WSPBuilder is great because it takes a lot of the manual work out of creating manifest, ddf and compiling the CAB.

JD
What is the advantage of WSPBuilder?
driAn
It strikes me as the least effort approach to addressing the root (project) structuring issue.
Jason Weber
+2  A: 

You are going to have to do a lot of the work that vsewss is doing in the background your self. there is a artical on MSDN about the basics on creating a WSP Creating a Solution Package in Windows SharePoint Services 3.0 A WSP is a cab file that contains a manifest.xml and a file structure, it is imortant that you place files in the right location in the WSP so they are deployed to the right location in SharePoint.

I agree with JD

This is going to be painful, but to really do this correctly for production pushes you should drop vsewss 1.2, re-organize your projects inside of Visual Studio and use WSPBuilder.

This would be a good time to restructure you code and assembly structure so as to minimise the number of assemblies you need to deploy.

If you have any Web Parts be sure to check that the Feature xml files are all corect as vsewss preparses and does text replacment befor generating its WSP files.
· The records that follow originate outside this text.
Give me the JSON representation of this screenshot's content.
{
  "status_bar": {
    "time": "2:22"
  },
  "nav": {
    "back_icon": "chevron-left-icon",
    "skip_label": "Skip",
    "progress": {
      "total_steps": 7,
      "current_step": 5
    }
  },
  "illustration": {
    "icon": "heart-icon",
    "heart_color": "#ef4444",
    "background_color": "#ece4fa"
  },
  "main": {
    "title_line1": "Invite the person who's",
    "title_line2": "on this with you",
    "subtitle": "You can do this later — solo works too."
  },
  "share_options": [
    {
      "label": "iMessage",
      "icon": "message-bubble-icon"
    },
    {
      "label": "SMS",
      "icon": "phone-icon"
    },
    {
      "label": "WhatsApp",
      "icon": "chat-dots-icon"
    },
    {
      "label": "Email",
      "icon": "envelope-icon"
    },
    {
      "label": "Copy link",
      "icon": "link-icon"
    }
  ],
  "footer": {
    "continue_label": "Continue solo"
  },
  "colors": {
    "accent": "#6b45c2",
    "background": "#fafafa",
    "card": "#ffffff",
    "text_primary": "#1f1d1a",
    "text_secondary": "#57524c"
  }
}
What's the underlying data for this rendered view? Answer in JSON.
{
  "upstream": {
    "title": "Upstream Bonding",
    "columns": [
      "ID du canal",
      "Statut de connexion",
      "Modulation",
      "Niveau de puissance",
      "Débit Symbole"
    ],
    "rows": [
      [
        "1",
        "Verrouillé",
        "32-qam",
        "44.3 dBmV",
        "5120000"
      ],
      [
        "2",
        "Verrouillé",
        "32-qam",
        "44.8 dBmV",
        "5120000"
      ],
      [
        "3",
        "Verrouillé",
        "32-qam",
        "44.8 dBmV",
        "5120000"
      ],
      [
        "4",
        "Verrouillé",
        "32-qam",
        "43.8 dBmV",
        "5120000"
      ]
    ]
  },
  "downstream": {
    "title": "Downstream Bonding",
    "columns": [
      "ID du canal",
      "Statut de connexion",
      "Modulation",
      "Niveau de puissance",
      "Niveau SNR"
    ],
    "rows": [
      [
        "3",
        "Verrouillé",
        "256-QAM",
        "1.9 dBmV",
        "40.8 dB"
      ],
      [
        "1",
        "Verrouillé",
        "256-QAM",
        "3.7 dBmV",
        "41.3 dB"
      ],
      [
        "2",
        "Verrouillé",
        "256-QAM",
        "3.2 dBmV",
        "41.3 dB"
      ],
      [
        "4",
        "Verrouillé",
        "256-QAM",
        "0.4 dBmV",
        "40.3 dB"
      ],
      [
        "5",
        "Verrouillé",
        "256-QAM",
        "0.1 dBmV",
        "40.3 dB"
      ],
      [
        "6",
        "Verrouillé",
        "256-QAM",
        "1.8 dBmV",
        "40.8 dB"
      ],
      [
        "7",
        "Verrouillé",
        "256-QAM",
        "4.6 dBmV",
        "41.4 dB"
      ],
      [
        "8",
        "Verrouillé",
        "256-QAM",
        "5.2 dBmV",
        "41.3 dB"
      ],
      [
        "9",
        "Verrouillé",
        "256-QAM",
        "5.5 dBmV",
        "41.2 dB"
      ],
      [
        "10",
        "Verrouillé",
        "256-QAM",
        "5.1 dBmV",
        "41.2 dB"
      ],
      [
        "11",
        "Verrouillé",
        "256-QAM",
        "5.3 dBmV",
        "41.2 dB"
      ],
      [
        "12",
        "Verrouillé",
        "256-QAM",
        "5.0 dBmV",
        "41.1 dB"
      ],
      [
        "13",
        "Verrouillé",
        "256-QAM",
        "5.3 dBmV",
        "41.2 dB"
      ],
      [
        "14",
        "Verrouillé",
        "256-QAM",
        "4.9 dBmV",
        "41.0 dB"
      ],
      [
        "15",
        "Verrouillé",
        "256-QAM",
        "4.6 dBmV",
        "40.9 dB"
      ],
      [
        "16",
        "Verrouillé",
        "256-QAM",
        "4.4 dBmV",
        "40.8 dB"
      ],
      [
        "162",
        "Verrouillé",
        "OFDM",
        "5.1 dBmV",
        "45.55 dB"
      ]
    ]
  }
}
It commanly stores a guid in the file where a full assembly name is requierd.

If you are going to be doing a lot of SharePoint dev work it is probly worth spending a bit of time learning how the manafest.xml and rest of the WSP packages work.

JC Vivian
+2  A: 

There is an advantage to not having all your code in a single WSP.. you can do partial deployments and you don't have all your code in a single gigantic Visual Studio Solution.

Why don't you script all WSP deployments in 1 script file? It seems a far more transparent solution than fiddling with the WSP itself.